Nous avons également développé des stratégies génomiques pour analyser les réponses immunitaires humaines et expliquer les phénotypes immunitaires avec des génotypes de lignées germinales. Nous avons découvert la base génétique de la variation interindividuelle de la réponse immunitaire innée aux virus et aux bactéries (Lee et al., Science 2014; Raj et al, Science 2014; Ye et al, Science 2014). Par exemple, nous avons constaté que les allèles communs de l’IRF7 ajustent la force de la réponse antivirale d’un individu. Sur la base de ces études, nous avons récemment développé et utilisons des méthodes systématiques pour analyser le rôle des variations génétiques et non génétiques de l’immunité humaine et leur impact sur les maladies auto-immunes.
Facteurs immunitaires innés de l’auto-immunité.

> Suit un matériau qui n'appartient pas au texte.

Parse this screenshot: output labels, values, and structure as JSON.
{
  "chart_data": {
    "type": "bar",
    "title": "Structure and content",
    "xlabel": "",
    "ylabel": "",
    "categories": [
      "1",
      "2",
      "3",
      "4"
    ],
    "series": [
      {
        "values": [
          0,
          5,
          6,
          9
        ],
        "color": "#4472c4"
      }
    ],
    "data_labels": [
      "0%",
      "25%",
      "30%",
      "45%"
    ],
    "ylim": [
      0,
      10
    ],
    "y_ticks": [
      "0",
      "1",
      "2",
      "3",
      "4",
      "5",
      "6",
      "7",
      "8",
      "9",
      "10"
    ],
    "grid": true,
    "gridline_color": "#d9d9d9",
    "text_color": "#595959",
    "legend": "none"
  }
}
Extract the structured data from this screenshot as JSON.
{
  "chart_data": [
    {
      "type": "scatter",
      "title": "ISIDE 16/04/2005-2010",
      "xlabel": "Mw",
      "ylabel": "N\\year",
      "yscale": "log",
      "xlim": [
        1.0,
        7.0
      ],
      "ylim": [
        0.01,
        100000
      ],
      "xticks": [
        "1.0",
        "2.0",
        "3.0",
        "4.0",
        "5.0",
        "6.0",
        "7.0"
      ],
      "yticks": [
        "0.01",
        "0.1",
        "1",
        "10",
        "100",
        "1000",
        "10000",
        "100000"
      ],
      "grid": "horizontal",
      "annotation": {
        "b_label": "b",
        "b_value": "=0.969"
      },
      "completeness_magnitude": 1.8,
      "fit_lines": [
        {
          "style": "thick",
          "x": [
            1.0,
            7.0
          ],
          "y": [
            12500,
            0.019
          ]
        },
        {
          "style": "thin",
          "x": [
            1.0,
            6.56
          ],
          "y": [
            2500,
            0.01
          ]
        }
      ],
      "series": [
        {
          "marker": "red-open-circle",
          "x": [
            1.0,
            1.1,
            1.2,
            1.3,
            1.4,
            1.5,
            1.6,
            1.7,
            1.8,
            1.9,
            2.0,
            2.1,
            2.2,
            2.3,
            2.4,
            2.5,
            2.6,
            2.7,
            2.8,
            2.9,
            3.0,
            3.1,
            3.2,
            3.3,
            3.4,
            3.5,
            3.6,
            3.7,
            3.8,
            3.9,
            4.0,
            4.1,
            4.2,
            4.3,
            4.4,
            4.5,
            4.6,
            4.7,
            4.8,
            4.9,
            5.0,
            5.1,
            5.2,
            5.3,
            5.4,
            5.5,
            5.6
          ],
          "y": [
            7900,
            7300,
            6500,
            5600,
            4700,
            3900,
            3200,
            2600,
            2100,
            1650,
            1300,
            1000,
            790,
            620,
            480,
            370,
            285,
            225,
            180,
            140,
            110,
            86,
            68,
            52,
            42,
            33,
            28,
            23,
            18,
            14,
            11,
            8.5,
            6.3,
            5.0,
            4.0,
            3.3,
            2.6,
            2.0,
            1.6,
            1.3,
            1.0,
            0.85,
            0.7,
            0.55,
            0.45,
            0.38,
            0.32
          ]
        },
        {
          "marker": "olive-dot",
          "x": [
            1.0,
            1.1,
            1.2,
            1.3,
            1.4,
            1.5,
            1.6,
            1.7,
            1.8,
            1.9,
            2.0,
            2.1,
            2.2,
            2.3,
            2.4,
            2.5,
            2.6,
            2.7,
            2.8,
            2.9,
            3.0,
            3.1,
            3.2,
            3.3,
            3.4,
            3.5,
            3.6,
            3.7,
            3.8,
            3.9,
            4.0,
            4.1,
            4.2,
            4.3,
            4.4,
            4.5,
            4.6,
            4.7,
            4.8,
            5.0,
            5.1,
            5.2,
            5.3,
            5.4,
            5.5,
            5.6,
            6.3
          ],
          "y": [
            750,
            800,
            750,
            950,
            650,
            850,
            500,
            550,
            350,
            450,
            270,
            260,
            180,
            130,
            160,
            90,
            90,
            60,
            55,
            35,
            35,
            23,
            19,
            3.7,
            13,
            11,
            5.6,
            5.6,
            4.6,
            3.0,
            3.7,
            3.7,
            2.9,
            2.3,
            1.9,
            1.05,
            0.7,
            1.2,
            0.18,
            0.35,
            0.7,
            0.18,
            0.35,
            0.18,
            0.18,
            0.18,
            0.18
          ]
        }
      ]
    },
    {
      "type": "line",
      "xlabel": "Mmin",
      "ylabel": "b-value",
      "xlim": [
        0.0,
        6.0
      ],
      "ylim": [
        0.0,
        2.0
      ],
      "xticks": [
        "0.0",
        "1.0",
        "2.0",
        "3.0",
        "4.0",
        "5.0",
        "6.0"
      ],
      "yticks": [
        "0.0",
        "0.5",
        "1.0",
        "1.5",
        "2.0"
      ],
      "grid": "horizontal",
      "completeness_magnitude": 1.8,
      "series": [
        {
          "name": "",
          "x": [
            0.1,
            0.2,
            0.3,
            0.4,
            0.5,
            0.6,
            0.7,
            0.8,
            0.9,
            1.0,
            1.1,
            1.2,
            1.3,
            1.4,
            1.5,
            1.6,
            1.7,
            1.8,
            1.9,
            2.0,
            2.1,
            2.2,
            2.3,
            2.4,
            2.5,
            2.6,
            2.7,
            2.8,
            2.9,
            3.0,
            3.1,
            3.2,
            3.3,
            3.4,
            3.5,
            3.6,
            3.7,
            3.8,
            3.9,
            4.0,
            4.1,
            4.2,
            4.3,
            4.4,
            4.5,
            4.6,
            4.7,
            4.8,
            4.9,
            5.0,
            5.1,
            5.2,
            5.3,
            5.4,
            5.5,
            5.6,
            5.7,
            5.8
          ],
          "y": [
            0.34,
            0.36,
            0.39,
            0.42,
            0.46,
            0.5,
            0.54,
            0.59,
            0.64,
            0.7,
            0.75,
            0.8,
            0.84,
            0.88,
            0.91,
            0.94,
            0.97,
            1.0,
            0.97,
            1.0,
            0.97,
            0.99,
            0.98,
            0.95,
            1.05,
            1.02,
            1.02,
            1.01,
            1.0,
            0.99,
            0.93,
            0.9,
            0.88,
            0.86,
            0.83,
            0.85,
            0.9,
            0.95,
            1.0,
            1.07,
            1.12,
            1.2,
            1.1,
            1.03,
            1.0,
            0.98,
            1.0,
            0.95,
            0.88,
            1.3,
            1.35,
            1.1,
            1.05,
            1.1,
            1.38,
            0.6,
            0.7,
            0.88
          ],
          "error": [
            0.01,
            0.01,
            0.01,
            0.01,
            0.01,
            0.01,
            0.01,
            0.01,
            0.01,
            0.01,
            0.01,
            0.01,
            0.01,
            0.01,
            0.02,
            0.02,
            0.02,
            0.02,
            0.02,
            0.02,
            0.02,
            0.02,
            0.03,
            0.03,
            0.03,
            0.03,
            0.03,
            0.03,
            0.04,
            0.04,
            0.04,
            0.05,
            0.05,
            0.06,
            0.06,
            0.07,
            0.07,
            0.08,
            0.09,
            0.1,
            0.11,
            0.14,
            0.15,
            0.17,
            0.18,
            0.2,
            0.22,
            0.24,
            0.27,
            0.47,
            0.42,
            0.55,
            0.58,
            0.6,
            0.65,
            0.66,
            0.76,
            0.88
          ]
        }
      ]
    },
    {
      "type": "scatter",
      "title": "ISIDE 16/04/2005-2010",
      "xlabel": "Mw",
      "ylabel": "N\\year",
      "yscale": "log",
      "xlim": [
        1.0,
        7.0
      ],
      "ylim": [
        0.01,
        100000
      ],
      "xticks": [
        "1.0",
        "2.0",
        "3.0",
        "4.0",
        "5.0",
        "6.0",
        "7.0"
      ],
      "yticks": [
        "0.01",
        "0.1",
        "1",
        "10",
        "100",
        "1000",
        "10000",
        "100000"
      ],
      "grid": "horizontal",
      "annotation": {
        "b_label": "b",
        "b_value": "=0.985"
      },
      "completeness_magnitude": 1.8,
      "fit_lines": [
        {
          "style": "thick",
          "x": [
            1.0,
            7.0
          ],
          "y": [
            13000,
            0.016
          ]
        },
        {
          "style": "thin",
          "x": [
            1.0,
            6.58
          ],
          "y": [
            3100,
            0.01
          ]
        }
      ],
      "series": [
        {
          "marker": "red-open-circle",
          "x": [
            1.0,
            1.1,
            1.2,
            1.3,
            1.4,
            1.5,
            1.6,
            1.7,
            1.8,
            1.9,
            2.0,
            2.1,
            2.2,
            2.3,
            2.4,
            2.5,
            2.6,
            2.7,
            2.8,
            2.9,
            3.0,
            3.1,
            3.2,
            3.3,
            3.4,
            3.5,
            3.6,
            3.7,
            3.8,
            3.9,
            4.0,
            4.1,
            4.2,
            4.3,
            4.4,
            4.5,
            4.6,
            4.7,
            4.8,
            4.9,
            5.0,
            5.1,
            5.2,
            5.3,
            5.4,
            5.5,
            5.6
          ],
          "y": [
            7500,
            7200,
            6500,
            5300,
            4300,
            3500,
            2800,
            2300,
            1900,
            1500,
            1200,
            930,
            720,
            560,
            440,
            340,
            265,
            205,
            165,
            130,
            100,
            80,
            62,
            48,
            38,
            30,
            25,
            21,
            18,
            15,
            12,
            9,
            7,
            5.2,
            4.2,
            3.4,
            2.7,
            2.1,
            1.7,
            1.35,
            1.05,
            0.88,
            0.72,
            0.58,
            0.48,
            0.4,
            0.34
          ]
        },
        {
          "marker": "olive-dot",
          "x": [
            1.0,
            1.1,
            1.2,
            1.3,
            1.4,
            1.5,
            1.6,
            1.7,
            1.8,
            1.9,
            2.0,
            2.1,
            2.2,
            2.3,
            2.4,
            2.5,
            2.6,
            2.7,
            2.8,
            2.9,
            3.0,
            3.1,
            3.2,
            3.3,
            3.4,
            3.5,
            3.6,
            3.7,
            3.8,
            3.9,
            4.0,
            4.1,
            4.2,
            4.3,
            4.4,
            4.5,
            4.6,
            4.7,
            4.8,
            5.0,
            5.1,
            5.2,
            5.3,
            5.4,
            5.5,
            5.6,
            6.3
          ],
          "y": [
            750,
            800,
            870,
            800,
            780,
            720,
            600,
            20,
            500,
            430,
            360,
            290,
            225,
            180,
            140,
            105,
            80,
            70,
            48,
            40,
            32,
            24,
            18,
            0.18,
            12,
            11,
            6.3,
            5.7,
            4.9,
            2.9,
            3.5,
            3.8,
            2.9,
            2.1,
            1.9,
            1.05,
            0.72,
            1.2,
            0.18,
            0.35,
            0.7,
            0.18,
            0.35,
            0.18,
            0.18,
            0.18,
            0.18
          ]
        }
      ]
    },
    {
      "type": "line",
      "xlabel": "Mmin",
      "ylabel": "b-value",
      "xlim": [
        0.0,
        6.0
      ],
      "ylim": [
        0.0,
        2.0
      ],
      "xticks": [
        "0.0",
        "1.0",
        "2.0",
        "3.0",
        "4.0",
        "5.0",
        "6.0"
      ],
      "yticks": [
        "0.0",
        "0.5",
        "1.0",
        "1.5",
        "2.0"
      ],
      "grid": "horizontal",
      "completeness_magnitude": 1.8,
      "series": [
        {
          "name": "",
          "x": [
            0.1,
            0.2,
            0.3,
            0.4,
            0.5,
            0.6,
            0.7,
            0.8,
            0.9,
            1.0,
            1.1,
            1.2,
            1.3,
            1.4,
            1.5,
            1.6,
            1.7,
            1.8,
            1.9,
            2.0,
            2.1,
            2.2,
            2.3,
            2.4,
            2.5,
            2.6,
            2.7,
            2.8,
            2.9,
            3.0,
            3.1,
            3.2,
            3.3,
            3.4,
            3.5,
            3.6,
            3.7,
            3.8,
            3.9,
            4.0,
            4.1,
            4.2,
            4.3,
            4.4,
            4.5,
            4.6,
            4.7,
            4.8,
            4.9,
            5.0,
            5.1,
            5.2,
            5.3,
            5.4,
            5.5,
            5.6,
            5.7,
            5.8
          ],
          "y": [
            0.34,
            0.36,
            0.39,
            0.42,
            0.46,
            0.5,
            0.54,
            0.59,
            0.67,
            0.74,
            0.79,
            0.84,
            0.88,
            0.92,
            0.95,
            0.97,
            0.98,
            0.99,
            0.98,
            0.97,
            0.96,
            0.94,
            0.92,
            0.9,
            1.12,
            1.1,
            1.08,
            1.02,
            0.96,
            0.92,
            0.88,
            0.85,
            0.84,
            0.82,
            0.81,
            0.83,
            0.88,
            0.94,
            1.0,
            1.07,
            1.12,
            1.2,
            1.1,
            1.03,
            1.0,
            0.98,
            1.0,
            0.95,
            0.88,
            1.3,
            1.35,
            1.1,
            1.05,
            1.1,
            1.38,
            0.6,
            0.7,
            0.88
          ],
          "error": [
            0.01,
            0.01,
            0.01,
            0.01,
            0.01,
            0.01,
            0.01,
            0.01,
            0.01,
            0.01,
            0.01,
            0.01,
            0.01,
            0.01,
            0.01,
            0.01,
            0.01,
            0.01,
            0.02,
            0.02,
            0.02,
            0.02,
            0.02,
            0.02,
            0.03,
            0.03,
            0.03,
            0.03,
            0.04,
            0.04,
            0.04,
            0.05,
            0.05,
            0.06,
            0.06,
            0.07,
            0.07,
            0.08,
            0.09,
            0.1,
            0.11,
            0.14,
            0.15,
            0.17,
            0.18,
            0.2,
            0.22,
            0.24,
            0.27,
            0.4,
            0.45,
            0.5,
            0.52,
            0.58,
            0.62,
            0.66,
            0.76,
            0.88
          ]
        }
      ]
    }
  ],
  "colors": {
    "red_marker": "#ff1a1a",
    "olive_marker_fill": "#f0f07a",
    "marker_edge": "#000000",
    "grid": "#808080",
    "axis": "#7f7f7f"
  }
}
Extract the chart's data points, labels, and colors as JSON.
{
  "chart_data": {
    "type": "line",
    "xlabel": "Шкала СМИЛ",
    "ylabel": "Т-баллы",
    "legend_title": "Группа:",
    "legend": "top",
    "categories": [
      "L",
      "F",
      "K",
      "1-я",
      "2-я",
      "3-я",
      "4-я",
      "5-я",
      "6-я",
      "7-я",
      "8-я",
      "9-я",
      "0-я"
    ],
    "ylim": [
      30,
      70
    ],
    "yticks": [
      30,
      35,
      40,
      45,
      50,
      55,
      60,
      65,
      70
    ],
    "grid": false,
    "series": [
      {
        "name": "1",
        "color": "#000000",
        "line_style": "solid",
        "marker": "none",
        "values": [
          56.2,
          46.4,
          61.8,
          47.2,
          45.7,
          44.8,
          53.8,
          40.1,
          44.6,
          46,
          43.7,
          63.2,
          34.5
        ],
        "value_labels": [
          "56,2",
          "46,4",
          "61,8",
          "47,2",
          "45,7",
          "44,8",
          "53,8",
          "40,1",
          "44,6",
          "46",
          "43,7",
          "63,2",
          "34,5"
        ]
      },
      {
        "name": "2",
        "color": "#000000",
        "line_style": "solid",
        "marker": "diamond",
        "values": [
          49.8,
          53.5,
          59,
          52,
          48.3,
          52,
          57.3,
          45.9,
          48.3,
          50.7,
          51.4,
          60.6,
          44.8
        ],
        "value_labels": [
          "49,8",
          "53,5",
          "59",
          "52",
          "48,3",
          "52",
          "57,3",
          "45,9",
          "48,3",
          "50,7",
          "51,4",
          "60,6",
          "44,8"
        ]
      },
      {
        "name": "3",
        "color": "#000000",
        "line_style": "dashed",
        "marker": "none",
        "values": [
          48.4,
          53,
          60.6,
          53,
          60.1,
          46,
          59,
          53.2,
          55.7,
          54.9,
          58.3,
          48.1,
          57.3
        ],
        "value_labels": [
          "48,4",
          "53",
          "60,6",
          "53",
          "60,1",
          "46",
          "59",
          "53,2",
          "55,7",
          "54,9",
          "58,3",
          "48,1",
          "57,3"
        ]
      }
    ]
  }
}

Les carences en nucléases qui dégradent l’ADN conduisent à l’accumulation d’auto-ADN, à l’activation des réponses immunitaires innées et au développement de troubles auto-immunes, y compris le lupus érythémateux disséminé et le syndrome d’Aicardi-Goutières chez l’homme, et l’arthrite auto-immune, la néphrite et la myocardite chez la souris. Nous nous sommes intéressés à comprendre comment l’auto-immunité se développe lors du déclenchement de l’immunité innée par l’ADN de soi (plutôt que par l’ADN dérivé d’un agent pathogène). En étudiant cette question, nous avons fait l’observation surprenante que l’ADN immunostimulateur peut provenir de l’ADN endommagé de l’hôte qui est exporté du noyau vers le lysosome (Lan et al, Cell Rep 2014). Nous émettons l’hypothèse que ce processus cellulaire est une source d’inflammation dans l’auto-immunité, le cancer, la chimiothérapie et le vieillissement. Nous avons également développé une approche protéomique et génomique intégrée pour découvrir de nouveaux facteurs et de petites molécules ciblant cette voie qui pourraient être utiles pour traiter ces maladies (Lee et al., Nat Imm 2013). Pour approfondir notre compréhension des voies de l’ADN et de l’ARN qui stimulent l’auto-immunité, nous analysons actuellement les réponses immunitaires chez les patients atteints de néphrite lupique, en mettant l’accent sur l’analyse cellulaire et moléculaire des biopsies rénales et des échantillons de sang de patients atteints de lupus.